= The State of the World's Children =

The State of the World's Children is an annual report published by the United Nations Children's Fund (UNICEF). It is the flagship publication of the organization. The first report was published in 1980, having been introduced by James P. Grant (the executive director of UNICEF at the time). Peter Adamson was the author of the report for 15 years. The publication of the 1982–1983 The State of the World's Children report marked the start of the child survival revolution.

Following the end of Grant's tenure at UNICEF and his death in 1995, The State of the World's Children has received significantly less attention.

==Content==

The State of the World's Children 1982–1983 launches the child survival revolution and pushed for GOBI (growth monitoring, oral rehydration therapy, breastfeeding, and immunization).

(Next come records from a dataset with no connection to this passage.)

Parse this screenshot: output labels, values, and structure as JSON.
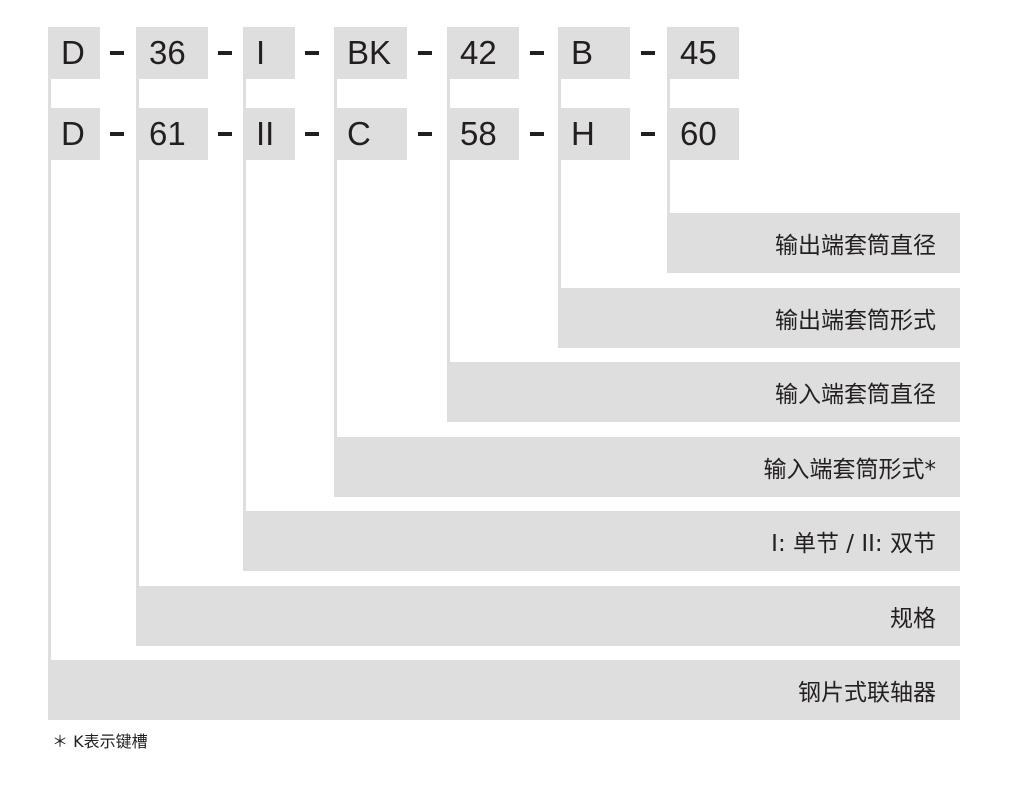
{
  "codes": [
    [
      "D",
      "36",
      "I",
      "BK",
      "42",
      "B",
      "45"
    ],
    [
      "D",
      "61",
      "II",
      "C",
      "58",
      "H",
      "60"
    ]
  ],
  "descriptions": [
    "输出端套筒直径",
    "输出端套筒形式",
    "输入端套筒直径",
    "输入端套筒形式*",
    "I: 单节 / II: 双节",
    "规格",
    "钢片式联轴器"
  ],
  "note": "＊ K表示键槽",
  "colors": {
    "box": "#dedede",
    "text": "#231f20"
  }
}
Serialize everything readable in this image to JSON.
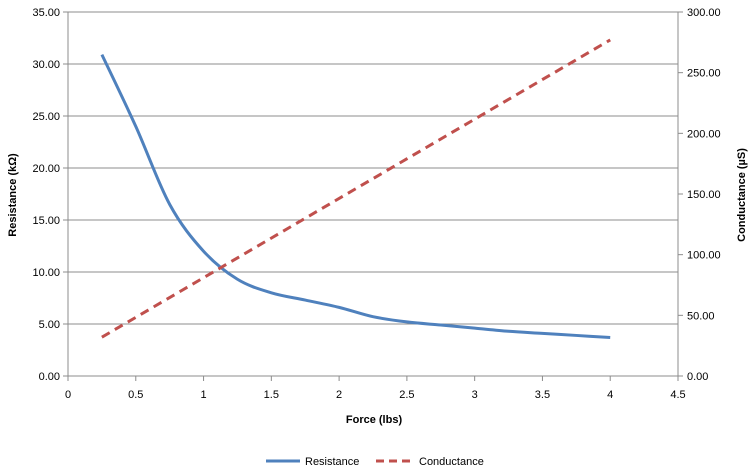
{
  "chart_data": {
    "type": "line",
    "x_axis": {
      "label": "Force (lbs)",
      "range": [
        0,
        4.5
      ],
      "ticks": [
        0,
        0.5,
        1,
        1.5,
        2,
        2.5,
        3,
        3.5,
        4,
        4.5
      ],
      "tick_labels": [
        "0",
        "0.5",
        "1",
        "1.5",
        "2",
        "2.5",
        "3",
        "3.5",
        "4",
        "4.5"
      ]
    },
    "y_axis_left": {
      "label": "Resistance (kΩ)",
      "range": [
        0,
        35
      ],
      "ticks": [
        0,
        5,
        10,
        15,
        20,
        25,
        30,
        35
      ],
      "tick_labels": [
        "0.00",
        "5.00",
        "10.00",
        "15.00",
        "20.00",
        "25.00",
        "30.00",
        "35.00"
      ]
    },
    "y_axis_right": {
      "label": "Conductance (µS)",
      "range": [
        0,
        300
      ],
      "ticks": [
        0,
        50,
        100,
        150,
        200,
        250,
        300
      ],
      "tick_labels": [
        "0.00",
        "50.00",
        "100.00",
        "150.00",
        "200.00",
        "250.00",
        "300.00"
      ]
    },
    "grid": "horizontal",
    "legend_position": "bottom",
    "series": [
      {
        "name": "Resistance",
        "axis": "left",
        "color": "#4F81BD",
        "style": "solid",
        "x": [
          0.25,
          0.5,
          0.75,
          1.0,
          1.25,
          1.5,
          1.75,
          2.0,
          2.25,
          2.5,
          2.75,
          3.0,
          3.25,
          3.5,
          3.75,
          4.0
        ],
        "values": [
          30.9,
          24.0,
          16.5,
          12.0,
          9.3,
          8.0,
          7.3,
          6.6,
          5.7,
          5.2,
          4.9,
          4.6,
          4.3,
          4.1,
          3.9,
          3.7
        ]
      },
      {
        "name": "Conductance",
        "axis": "right",
        "color": "#C0504D",
        "style": "dashed",
        "x": [
          0.25,
          4.0
        ],
        "values": [
          32,
          277
        ]
      }
    ]
  }
}
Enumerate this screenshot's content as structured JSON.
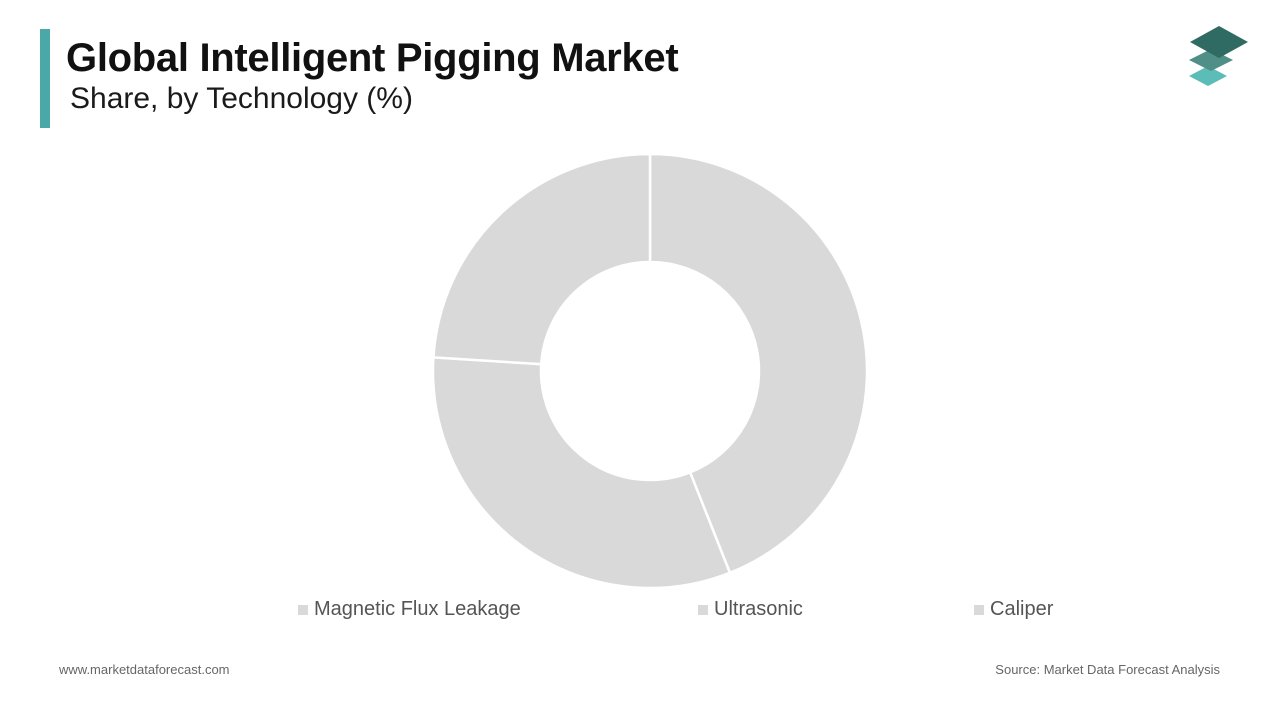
{
  "header": {
    "title": "Global Intelligent Pigging Market",
    "subtitle": "Share, by Technology (%)"
  },
  "colors": {
    "accent": "#4aa8a8",
    "slice": "#d9d9d9",
    "separator": "#ffffff",
    "logo_dark": "#2f6b63",
    "logo_mid": "#4f8f87",
    "logo_light": "#5bbcb8"
  },
  "logo": {
    "icon": "stacked-layers-icon"
  },
  "chart_data": {
    "type": "pie",
    "donut": true,
    "categories": [
      "Magnetic Flux Leakage",
      "Ultrasonic",
      "Caliper"
    ],
    "values": [
      44,
      32,
      24
    ],
    "unit": "%",
    "legend_position": "bottom"
  },
  "footer": {
    "website": "www.marketdataforecast.com",
    "source": "Source: Market Data Forecast Analysis"
  }
}
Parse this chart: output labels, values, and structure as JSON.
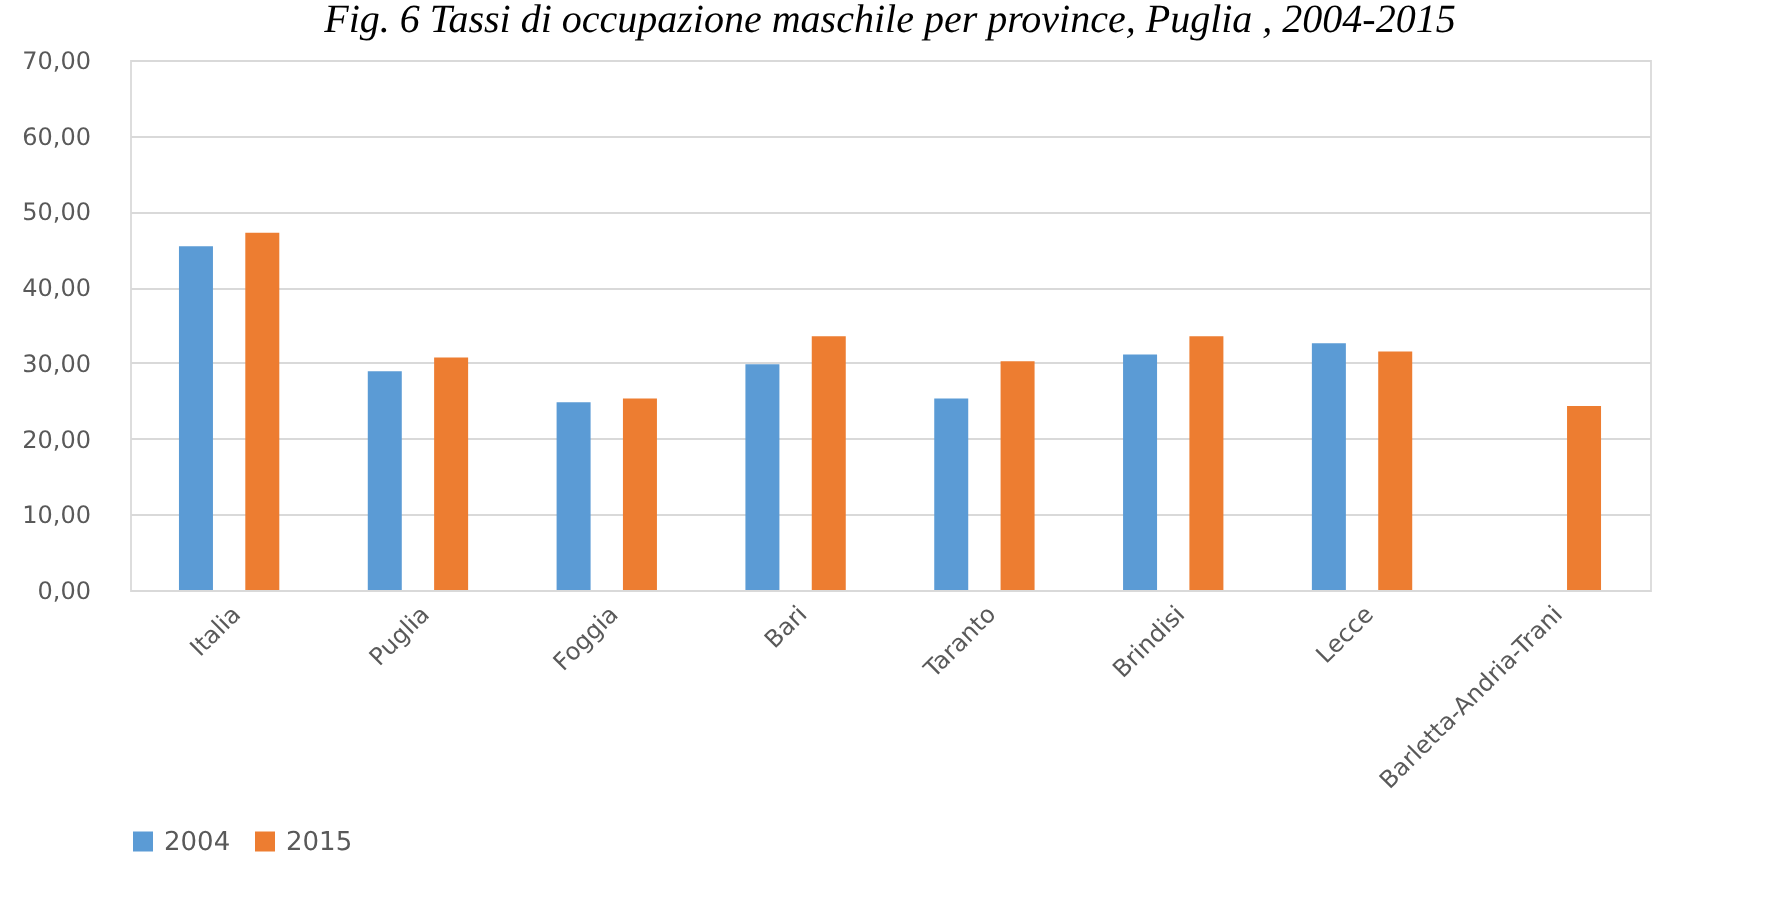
{
  "chart_data": {
    "type": "bar",
    "title": "Fig. 6 Tassi di occupazione maschile per province, Puglia , 2004-2015",
    "categories": [
      "Italia",
      "Puglia",
      "Foggia",
      "Bari",
      "Taranto",
      "Brindisi",
      "Lecce",
      "Barletta-Andria-Trani"
    ],
    "series": [
      {
        "name": "2004",
        "color": "#5b9bd5",
        "values": [
          45.4,
          28.9,
          24.8,
          29.8,
          25.3,
          31.1,
          32.6,
          null
        ]
      },
      {
        "name": "2015",
        "color": "#ed7d31",
        "values": [
          47.2,
          30.7,
          25.3,
          33.5,
          30.2,
          33.5,
          31.5,
          24.3
        ]
      }
    ],
    "ylim": [
      0,
      70
    ],
    "yticks": [
      {
        "value": 0,
        "label": "0,00"
      },
      {
        "value": 10,
        "label": "10,00"
      },
      {
        "value": 20,
        "label": "20,00"
      },
      {
        "value": 30,
        "label": "30,00"
      },
      {
        "value": 40,
        "label": "40,00"
      },
      {
        "value": 50,
        "label": "50,00"
      },
      {
        "value": 60,
        "label": "60,00"
      },
      {
        "value": 70,
        "label": "70,00"
      }
    ],
    "grid": "y",
    "legend": "bottom"
  }
}
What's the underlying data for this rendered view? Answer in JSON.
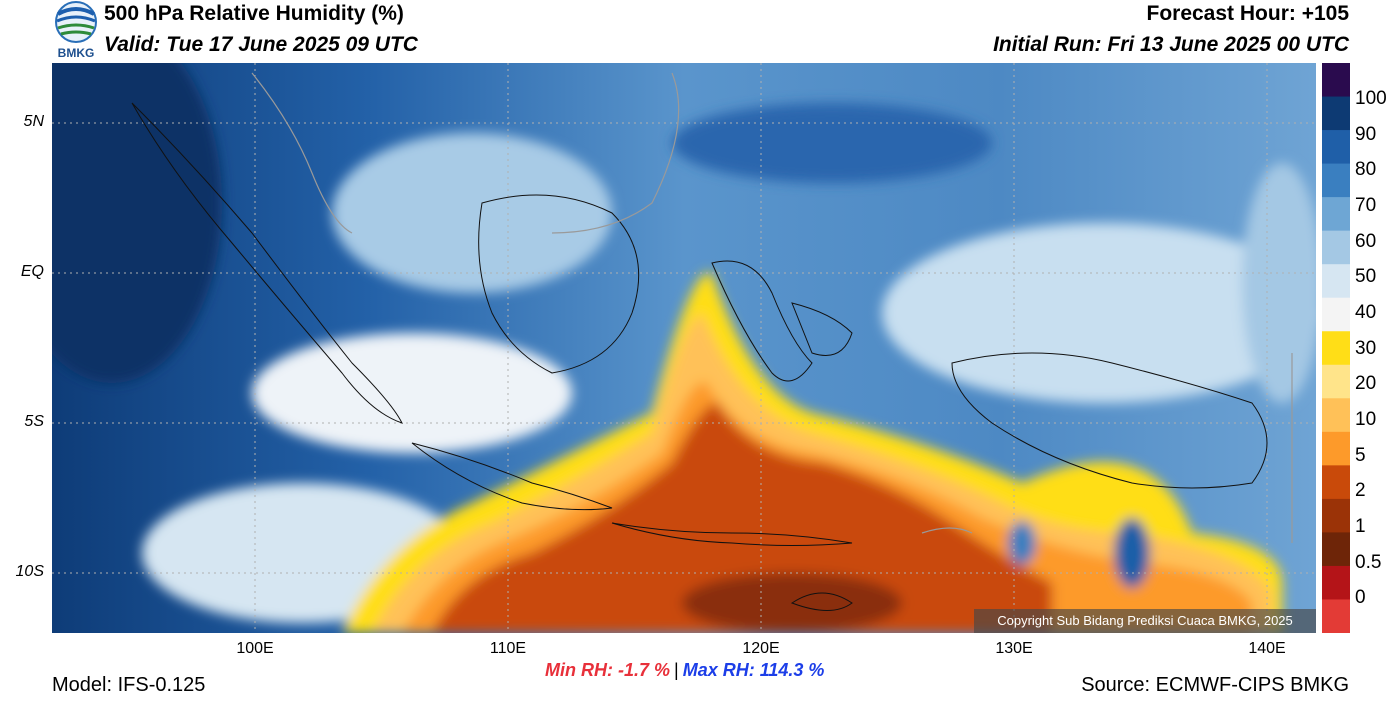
{
  "header": {
    "title": "500 hPa Relative Humidity (%)",
    "valid": "Valid: Tue 17 June 2025 09 UTC",
    "forecast_hour": "Forecast Hour: +105",
    "initial_run": "Initial Run: Fri 13 June 2025 00 UTC"
  },
  "logo": {
    "text": "BMKG",
    "icon": "bmkg-logo-icon"
  },
  "axes": {
    "lat_labels": [
      "5N",
      "EQ",
      "5S",
      "10S"
    ],
    "lon_labels": [
      "100E",
      "110E",
      "120E",
      "130E",
      "140E"
    ],
    "lon_range": [
      92,
      142
    ],
    "lat_range": [
      -12,
      7
    ]
  },
  "colorbar": {
    "labels": [
      "100",
      "90",
      "80",
      "70",
      "60",
      "50",
      "40",
      "30",
      "20",
      "10",
      "5",
      "2",
      "1",
      "0.5",
      "0"
    ],
    "colors": [
      "#2a0b4e",
      "#0d3a73",
      "#1f5fa8",
      "#3a7fc0",
      "#6ea6d4",
      "#a4c8e4",
      "#d6e6f2",
      "#f4f4f4",
      "#ffde17",
      "#ffe48a",
      "#ffc158",
      "#fd9a2a",
      "#c94a0a",
      "#9b3307",
      "#6e2508",
      "#b41418",
      "#e33b36"
    ]
  },
  "minmax": {
    "min": "Min RH:  -1.7 %",
    "separator": "|",
    "max": "Max RH: 114.3 %"
  },
  "footer": {
    "model": "Model: IFS-0.125",
    "source": "Source: ECMWF-CIPS BMKG",
    "copyright": "Copyright Sub Bidang Prediksi Cuaca BMKG, 2025"
  }
}
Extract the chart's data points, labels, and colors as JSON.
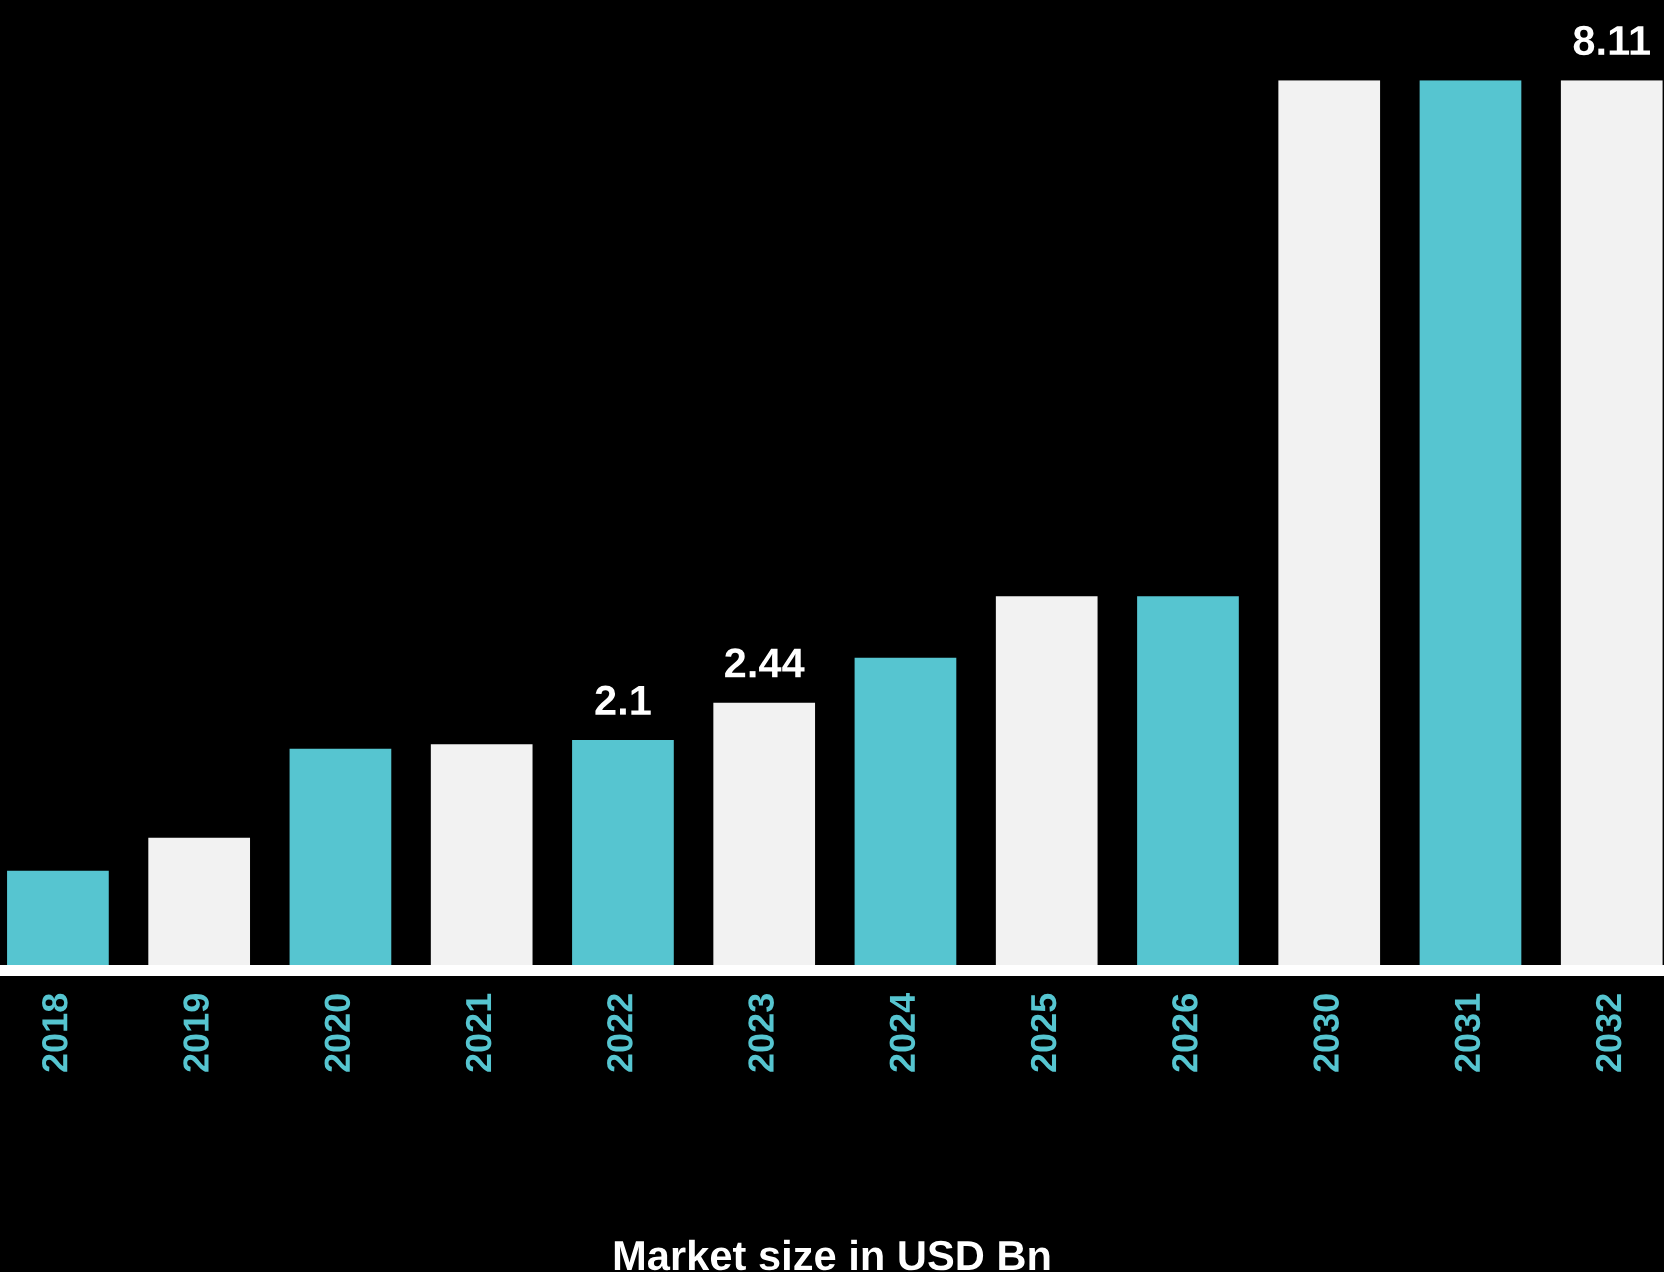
{
  "chart_data": {
    "type": "bar",
    "xlabel": "Market size in USD Bn",
    "categories": [
      "2018",
      "2019",
      "2020",
      "2021",
      "2022",
      "2023",
      "2024",
      "2025",
      "2026",
      "2030",
      "2031",
      "2032"
    ],
    "values": [
      0.91,
      1.21,
      2.02,
      2.06,
      2.1,
      2.44,
      2.85,
      3.41,
      3.41,
      8.11,
      8.11,
      8.11
    ],
    "colors": [
      "#56c5d0",
      "#f2f2f2",
      "#56c5d0",
      "#f2f2f2",
      "#56c5d0",
      "#f2f2f2",
      "#56c5d0",
      "#f2f2f2",
      "#56c5d0",
      "#f2f2f2",
      "#56c5d0",
      "#f2f2f2"
    ],
    "value_labels": [
      null,
      null,
      null,
      null,
      "2.1",
      "2.44",
      null,
      null,
      null,
      null,
      null,
      "8.11"
    ],
    "grid": false,
    "legend": false
  }
}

The 1988 report argues for the need of a "Grand Alliance" for children between governments, schools, mass media, etc., to continue the child survival and development revolution.

The 1991 report features the World Summit for Children, which happened the previous year. The report covers the commitment made by the Summit and serves as a record.

The 2015 The State of the World's Children report, titled Reimagine the Future, reviews the work on children's health and rights in the world in the context of the 25th anniversary of the Convention on the Rights of the Child. The report also argued that more innovation is necessary, and highlighted examples including Solar Ear (a solar-rechargeable hearing aid battery charger) and community-based management of acute malnutrition.